Jerusalem was not trodden down by the nations (Gentiles) until the times of the nations were fulfilled (Lk. 21.24) -- a period of at least 42 months (Rev. 11.2)!
This is yet another bad exegesis -- there's no call at all to link the period of Luke 21:24 and Rev. 11:2 as being the same. On the 42 months see here. As for the time of the Gentiles, Jerusalem is of course still not wholly in Jewish hands, even if we could argue that the Jews of today are equal to the Judaens of yesteryear.
The Gospel was not preached to all the nations in the world. Even if you believe "all" refers to the nations in the Roman Empire the Gospel was not taken to all of them. It was not preached in all of the British Isles, France (Gaul), parts of Germany, North Africa and Libya.
That's a little presumptive. Tradition tells us that the Gospel reached these places before 70, and if it reached Rome by the early 40s then it made it over halfway there in less than half the time required. That response just won't cut the mustard.
All the nations of the world did not fight against Jerusalem in 70 A.D. unless you believe "all" refers to the nations of the Roman Empire.
We do, for reasons noted above.
Since the preterists claim YAHSHUA returned in 70 A.D. when General Titos [sic] took Jerusalem it was impossible for the residents of Jerusalem to be led captive into all the world (Zech. 14.2; Lk. 21.24; Rev. 11.2) before YAHSHUA returned!

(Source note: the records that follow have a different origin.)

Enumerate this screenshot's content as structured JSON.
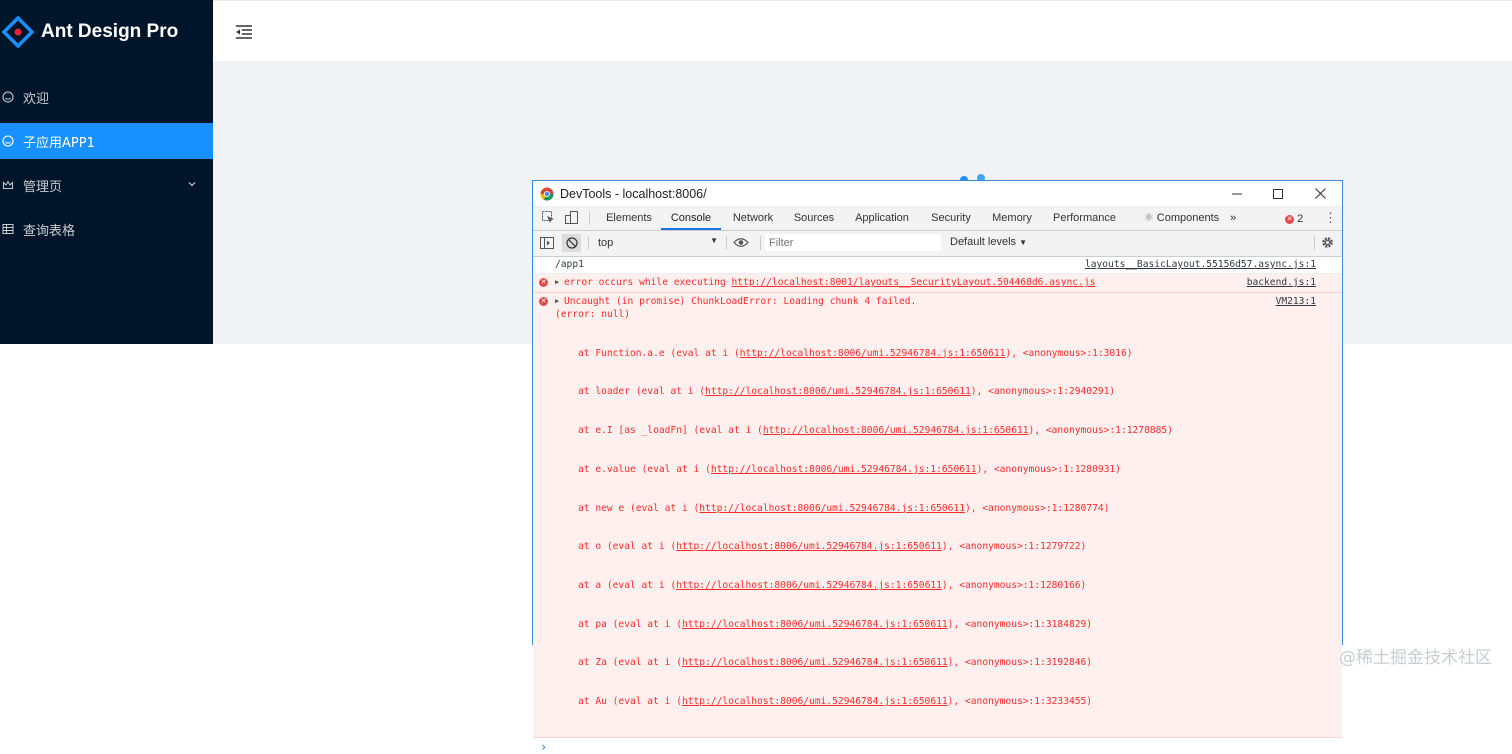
{
  "app": {
    "title": "Ant Design Pro",
    "brand_color": "#1890ff",
    "sider_color": "#001529"
  },
  "sidebar": {
    "items": [
      {
        "label": "欢迎",
        "icon": "smile-icon"
      },
      {
        "label": "子应用APP1",
        "icon": "smile-icon",
        "selected": true
      },
      {
        "label": "管理页",
        "icon": "crown-icon",
        "has_submenu": true
      },
      {
        "label": "查询表格",
        "icon": "table-icon"
      }
    ]
  },
  "devtools": {
    "title": "DevTools - localhost:8006/",
    "tabs": [
      "Elements",
      "Console",
      "Network",
      "Sources",
      "Application",
      "Security",
      "Memory",
      "Performance",
      "Components"
    ],
    "active_tab": "Console",
    "components_prefix": "⚛",
    "more_tabs": "»",
    "error_count": "2",
    "context": "top",
    "filter_placeholder": "Filter",
    "levels": "Default levels",
    "console": {
      "log1": {
        "text": "/app1",
        "source": "layouts__BasicLayout.55156d57.async.js:1"
      },
      "err1": {
        "text_prefix": "error occurs while executing ",
        "link": "http://localhost:8001/layouts__SecurityLayout.504468d6.async.js",
        "source": "backend.js:1"
      },
      "err2": {
        "header": "Uncaught (in promise) ChunkLoadError: Loading chunk 4 failed.",
        "subheader": "(error: null)",
        "source": "VM213:1",
        "stack": [
          {
            "pre": "at Function.a.e (eval at i (",
            "link": "http://localhost:8006/umi.52946784.js:1:650611",
            "post": "), <anonymous>:1:3016)"
          },
          {
            "pre": "at loader (eval at i (",
            "link": "http://localhost:8006/umi.52946784.js:1:650611",
            "post": "), <anonymous>:1:2940291)"
          },
          {
            "pre": "at e.I [as _loadFn] (eval at i (",
            "link": "http://localhost:8006/umi.52946784.js:1:650611",
            "post": "), <anonymous>:1:1278885)"
          },
          {
            "pre": "at e.value (eval at i (",
            "link": "http://localhost:8006/umi.52946784.js:1:650611",
            "post": "), <anonymous>:1:1280931)"
          },
          {
            "pre": "at new e (eval at i (",
            "link": "http://localhost:8006/umi.52946784.js:1:650611",
            "post": "), <anonymous>:1:1280774)"
          },
          {
            "pre": "at o (eval at i (",
            "link": "http://localhost:8006/umi.52946784.js:1:650611",
            "post": "), <anonymous>:1:1279722)"
          },
          {
            "pre": "at a (eval at i (",
            "link": "http://localhost:8006/umi.52946784.js:1:650611",
            "post": "), <anonymous>:1:1280166)"
          },
          {
            "pre": "at pa (eval at i (",
            "link": "http://localhost:8006/umi.52946784.js:1:650611",
            "post": "), <anonymous>:1:3184829)"
          },
          {
            "pre": "at Za (eval at i (",
            "link": "http://localhost:8006/umi.52946784.js:1:650611",
            "post": "), <anonymous>:1:3192846)"
          },
          {
            "pre": "at Au (eval at i (",
            "link": "http://localhost:8006/umi.52946784.js:1:650611",
            "post": "), <anonymous>:1:3233455)"
          }
        ]
      },
      "prompt": "›"
    }
  },
  "watermark": "@稀土掘金技术社区"
}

Excuse me, but where does it say that the leading into captivity will be finished, and every man in place, before the parousia? None of these verses say, "They will be led into captivity, and THEN the return will happen." Not one of them, and not one says that every person intended for captivity will get in that state at the same time and before the parousia. This is just doesn't grasp that the ancients didn't always write with strict chronological order in mind.
And that's all we need to say. DOV is not a serious critic of preterism, despite the pretensions.